In a full-circle twist, Kubicka — the first to land an Olympic backflip — was a member of the technical panel that watched Siao Him Fa do it at worlds, and gave him the requisite two-point deduction, almost exactly 50 years later.
Later that year, the International Skating Union officially reversed its backflip ban starting in the 2024-2025 season, explaining on its meeting agenda that “somersault type jumps are very spectacular and nowadays it is not logical anymore to include them as illegal movements.”
The backflip can no longer lose a skater points, but it doesn’t count toward their technical score either (it’s not a required move).
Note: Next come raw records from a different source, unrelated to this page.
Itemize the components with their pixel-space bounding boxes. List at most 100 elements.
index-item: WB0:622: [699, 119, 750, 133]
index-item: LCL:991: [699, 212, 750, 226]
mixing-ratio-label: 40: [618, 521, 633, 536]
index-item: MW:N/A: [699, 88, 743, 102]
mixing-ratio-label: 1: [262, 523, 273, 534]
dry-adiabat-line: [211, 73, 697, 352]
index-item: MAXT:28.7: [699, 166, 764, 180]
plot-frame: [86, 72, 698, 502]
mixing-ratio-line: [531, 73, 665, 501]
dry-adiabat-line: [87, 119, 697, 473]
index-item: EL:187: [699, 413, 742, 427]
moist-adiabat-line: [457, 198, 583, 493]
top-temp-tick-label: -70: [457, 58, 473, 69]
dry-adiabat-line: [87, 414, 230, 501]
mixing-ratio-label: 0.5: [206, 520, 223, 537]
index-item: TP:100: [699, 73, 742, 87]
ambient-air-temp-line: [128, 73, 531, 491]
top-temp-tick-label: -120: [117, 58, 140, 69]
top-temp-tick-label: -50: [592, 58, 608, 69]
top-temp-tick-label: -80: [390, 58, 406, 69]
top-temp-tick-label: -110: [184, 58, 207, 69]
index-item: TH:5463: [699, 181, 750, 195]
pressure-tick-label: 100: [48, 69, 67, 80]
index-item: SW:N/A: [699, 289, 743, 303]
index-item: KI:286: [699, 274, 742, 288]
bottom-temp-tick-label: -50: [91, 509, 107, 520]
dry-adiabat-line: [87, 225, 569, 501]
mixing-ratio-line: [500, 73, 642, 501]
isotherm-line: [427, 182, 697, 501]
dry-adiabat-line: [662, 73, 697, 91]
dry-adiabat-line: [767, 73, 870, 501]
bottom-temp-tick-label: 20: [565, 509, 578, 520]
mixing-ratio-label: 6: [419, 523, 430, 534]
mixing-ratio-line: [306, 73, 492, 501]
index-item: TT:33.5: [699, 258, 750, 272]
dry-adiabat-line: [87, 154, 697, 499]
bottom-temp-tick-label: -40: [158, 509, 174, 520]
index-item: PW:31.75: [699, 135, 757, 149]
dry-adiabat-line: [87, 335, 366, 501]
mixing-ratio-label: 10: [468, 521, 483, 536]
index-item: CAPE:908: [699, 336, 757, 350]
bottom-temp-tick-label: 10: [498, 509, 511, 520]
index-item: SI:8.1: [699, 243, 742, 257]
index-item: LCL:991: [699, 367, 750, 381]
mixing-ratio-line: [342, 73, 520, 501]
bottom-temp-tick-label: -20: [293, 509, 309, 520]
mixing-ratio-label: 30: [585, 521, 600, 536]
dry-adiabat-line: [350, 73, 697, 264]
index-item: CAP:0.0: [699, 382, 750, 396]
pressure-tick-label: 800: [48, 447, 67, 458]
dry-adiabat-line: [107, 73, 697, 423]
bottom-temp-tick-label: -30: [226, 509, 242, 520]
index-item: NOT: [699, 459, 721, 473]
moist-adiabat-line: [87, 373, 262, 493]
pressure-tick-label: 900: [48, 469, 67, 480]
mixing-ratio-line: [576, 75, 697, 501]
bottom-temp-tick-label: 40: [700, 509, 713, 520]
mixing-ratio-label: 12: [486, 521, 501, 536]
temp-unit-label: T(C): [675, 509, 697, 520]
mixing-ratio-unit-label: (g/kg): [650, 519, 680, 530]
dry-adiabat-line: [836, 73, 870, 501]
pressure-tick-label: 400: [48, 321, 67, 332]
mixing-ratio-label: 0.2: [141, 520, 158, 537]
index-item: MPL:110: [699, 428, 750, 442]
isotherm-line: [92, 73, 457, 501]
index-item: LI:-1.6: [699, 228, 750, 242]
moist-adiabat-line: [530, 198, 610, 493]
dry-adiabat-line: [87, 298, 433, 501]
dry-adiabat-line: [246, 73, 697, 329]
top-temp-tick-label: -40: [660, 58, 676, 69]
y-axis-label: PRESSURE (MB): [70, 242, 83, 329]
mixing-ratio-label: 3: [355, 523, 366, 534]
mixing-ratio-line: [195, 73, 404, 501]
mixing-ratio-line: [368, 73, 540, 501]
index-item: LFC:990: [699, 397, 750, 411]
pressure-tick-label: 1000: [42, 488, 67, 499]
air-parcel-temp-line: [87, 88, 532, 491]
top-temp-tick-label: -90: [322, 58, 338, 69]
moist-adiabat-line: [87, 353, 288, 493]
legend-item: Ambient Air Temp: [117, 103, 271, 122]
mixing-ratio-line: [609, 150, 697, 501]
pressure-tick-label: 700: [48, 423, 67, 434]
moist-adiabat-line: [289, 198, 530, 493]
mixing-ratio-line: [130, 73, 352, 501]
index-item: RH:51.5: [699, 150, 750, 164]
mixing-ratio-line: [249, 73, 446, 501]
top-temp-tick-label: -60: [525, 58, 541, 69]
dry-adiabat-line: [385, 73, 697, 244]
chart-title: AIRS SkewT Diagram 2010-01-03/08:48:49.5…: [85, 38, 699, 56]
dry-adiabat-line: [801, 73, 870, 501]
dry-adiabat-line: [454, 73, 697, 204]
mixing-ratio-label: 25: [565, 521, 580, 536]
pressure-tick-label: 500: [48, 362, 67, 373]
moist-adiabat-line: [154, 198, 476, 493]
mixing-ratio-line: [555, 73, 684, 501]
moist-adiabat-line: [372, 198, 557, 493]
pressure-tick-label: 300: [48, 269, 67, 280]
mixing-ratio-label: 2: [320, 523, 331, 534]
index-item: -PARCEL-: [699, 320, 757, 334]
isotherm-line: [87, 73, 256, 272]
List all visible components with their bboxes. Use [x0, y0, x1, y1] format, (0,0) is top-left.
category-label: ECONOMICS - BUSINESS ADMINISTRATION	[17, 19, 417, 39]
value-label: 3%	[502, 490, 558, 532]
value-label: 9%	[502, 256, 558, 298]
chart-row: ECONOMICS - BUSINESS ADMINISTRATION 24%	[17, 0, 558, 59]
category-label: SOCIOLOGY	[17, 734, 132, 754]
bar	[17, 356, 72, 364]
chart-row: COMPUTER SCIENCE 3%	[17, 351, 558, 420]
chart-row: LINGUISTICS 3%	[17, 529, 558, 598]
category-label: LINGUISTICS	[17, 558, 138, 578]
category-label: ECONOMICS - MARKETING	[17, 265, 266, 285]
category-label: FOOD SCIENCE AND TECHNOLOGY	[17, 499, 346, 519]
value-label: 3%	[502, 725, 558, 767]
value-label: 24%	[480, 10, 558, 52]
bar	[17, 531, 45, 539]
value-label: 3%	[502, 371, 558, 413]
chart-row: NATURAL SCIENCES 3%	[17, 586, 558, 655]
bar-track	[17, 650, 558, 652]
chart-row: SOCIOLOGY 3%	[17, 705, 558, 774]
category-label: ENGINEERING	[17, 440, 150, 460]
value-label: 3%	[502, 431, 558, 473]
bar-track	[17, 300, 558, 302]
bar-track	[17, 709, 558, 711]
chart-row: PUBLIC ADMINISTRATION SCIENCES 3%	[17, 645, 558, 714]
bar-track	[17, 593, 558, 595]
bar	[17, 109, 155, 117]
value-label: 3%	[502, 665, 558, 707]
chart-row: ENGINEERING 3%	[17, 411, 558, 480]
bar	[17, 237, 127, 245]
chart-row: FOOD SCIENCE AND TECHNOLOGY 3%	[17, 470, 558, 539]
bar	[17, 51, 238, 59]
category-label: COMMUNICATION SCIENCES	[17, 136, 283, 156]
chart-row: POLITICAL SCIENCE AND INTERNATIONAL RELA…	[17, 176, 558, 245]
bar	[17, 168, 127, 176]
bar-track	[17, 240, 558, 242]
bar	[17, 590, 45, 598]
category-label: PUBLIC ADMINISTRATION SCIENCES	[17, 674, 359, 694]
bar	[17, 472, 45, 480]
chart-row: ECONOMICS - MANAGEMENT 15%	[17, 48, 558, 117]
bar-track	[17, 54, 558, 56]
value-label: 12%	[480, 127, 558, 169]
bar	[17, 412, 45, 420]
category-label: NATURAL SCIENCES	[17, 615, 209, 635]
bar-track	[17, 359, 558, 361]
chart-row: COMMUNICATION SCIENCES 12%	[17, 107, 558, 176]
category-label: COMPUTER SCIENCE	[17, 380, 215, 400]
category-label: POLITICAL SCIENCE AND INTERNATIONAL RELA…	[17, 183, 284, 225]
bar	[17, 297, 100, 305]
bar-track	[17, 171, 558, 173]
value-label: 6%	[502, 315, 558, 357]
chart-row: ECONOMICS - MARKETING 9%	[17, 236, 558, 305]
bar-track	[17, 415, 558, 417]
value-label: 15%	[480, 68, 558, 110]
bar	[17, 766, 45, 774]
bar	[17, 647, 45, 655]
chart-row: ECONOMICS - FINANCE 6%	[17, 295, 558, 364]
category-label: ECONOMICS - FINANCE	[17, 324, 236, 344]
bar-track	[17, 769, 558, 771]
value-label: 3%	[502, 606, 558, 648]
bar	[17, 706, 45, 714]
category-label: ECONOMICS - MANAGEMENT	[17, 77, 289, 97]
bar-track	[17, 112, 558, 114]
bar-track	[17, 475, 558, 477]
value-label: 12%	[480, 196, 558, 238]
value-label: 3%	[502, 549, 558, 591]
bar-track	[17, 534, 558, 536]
It could, however, boost a skater’s artistic score and confidence.
“Oh, that’s my favorite part,” U.S. competitive skater Will Annis, 21, said after landing a backflip at the U.S. Figure Skating Championships in January. “Every time the crowd goes crazy for it, and it’s actually easier than everything else I do, so it’s really fun.”
His definition of “easier” is that “you can be a little off and still land it” on two feet.
Annis told NPR he had long been able to do a backflip on the ground, but didn’t bother learning how to bring it to the ice until he saw Siao Him Fa do it. He was inspired by that protest but didn’t have time to rebel himself: He says the ban was lifted just days before his first competition.